Phillips is serving an 18 to 20 year sentence for manslaughter for a 2006 stabbing of a former schoolmate, Anthony Rano, 19, of South Yarmouth. Rano’s mother Audrey said Tuesday that she does not support Phillips' release petition. “I have no compassion for Alex. He had none for my son,’’ she said. “Alex needs to finish his time.”

Phillips said in his medical parole petition that he had been diagnosed with Stage 4 metastatic pancreatic and colon cancer in March and was receiving chemotherapy at the Lemuel Shattuck Hospital Correctional Unit, with likely less than six months to live. His mother Ann Burke, a registered nurse, said she would pay for his private insurance and care for him at their Centerville home.

Phillips' attorney, Ruth Greenberg, called the rejection of his appeal an "abuse of power." She said Phillips is very sick, with a perfect disciplinary record and living on an almost entirely liquid diet. She said the DOC commissioner was poorly advised by legal staff. "The chance that he is a danger to society is none," she said.

Prisons across the U.S. are facing challenges of caring for a growing number of aging and ailing inmates. A 2013 report by the Office of the Inspector General at the U.S. Department of Justice found that the federal compassionate release program was “poorly managed and implemented inconsistently,” likely leading to eligible inmates dying before their requests were decided.

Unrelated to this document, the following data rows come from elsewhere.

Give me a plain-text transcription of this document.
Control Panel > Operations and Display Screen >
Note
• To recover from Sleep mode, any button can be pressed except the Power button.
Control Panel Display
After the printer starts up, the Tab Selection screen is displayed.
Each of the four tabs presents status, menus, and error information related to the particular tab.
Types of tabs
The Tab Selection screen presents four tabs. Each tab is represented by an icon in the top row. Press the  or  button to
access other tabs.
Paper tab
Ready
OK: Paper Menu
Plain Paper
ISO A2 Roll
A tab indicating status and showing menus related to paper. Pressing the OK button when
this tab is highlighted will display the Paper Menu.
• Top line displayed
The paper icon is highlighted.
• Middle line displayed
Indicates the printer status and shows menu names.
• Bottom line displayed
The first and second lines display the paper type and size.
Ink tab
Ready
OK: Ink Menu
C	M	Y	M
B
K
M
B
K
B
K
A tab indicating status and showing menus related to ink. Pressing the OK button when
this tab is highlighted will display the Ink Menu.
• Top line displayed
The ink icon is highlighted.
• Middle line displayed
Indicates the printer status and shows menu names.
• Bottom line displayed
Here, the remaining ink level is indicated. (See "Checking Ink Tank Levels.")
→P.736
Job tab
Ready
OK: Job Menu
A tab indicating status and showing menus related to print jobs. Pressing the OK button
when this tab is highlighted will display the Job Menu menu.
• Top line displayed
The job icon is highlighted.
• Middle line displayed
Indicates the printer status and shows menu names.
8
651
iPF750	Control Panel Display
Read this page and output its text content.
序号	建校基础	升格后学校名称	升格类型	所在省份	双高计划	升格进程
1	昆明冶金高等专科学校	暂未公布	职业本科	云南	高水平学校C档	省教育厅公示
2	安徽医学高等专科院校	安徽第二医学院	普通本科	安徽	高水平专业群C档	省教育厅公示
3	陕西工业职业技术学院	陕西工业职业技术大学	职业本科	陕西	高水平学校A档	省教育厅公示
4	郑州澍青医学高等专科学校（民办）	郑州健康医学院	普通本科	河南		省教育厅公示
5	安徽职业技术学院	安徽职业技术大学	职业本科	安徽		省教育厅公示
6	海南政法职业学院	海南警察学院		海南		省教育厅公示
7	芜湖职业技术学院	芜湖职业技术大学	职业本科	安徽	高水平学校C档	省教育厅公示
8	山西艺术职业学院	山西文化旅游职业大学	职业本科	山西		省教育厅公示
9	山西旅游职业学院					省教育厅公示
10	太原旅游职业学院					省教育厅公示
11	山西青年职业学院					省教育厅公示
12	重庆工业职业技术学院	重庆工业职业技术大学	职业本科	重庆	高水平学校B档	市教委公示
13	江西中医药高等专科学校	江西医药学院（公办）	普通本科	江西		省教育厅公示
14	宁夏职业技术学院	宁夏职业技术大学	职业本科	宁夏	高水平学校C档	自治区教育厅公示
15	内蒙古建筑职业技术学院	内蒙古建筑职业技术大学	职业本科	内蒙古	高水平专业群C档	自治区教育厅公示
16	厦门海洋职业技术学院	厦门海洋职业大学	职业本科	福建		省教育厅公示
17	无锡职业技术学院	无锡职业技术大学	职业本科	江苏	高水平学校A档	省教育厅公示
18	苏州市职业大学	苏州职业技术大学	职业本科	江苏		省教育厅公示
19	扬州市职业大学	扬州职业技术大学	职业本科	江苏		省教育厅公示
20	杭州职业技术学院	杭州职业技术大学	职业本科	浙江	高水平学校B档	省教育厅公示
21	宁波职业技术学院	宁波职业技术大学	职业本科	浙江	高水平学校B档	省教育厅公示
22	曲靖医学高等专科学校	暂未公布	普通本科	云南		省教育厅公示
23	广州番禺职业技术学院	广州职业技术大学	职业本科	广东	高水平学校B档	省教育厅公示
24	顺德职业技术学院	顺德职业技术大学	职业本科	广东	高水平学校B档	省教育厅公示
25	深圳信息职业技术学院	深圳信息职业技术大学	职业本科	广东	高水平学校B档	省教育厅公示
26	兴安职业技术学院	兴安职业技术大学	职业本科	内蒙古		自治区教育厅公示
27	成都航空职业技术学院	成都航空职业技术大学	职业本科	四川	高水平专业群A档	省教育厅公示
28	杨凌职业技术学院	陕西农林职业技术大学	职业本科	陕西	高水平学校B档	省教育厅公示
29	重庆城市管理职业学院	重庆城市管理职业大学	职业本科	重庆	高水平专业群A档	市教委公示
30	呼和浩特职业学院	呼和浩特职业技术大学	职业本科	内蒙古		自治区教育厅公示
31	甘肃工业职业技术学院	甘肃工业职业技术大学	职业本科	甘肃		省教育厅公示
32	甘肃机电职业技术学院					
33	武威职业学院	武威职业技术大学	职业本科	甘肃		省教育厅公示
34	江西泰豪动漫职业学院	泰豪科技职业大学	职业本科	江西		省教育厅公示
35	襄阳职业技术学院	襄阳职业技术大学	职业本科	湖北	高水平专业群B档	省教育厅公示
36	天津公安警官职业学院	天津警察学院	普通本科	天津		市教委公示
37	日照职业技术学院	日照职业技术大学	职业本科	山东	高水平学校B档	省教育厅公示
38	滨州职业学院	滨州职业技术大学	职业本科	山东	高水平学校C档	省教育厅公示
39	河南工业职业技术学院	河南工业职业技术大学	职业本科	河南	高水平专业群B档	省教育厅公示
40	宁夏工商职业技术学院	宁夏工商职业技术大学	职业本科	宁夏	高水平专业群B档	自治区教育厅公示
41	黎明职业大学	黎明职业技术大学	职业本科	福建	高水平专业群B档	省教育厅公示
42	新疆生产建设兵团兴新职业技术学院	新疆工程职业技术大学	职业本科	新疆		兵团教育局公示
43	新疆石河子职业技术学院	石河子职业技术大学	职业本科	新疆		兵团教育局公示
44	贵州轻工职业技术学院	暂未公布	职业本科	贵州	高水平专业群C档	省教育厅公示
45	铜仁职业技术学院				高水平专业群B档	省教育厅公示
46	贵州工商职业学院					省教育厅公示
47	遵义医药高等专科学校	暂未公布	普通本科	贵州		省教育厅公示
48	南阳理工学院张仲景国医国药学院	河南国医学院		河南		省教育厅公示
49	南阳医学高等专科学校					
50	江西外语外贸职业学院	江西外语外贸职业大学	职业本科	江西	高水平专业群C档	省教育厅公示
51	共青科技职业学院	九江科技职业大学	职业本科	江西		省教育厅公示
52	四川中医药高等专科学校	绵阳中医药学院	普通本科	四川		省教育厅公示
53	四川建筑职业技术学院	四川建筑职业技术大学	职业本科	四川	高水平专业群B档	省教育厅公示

Dozens of Massachusetts state prisoners die behind bars each year, mostly of natural causes, some of themburied in state-run prison cemeteries. And deaths behind bars are expected to increase with the aging population — the number of inmates age 55 and older jumped from 1,196 on Jan. 1, 2010, to 1,582 on Jan. 1, 2018, state data shows.

Phillips now has the option to appeal the decision or submit another one as his condition worsens.

This article has been updated.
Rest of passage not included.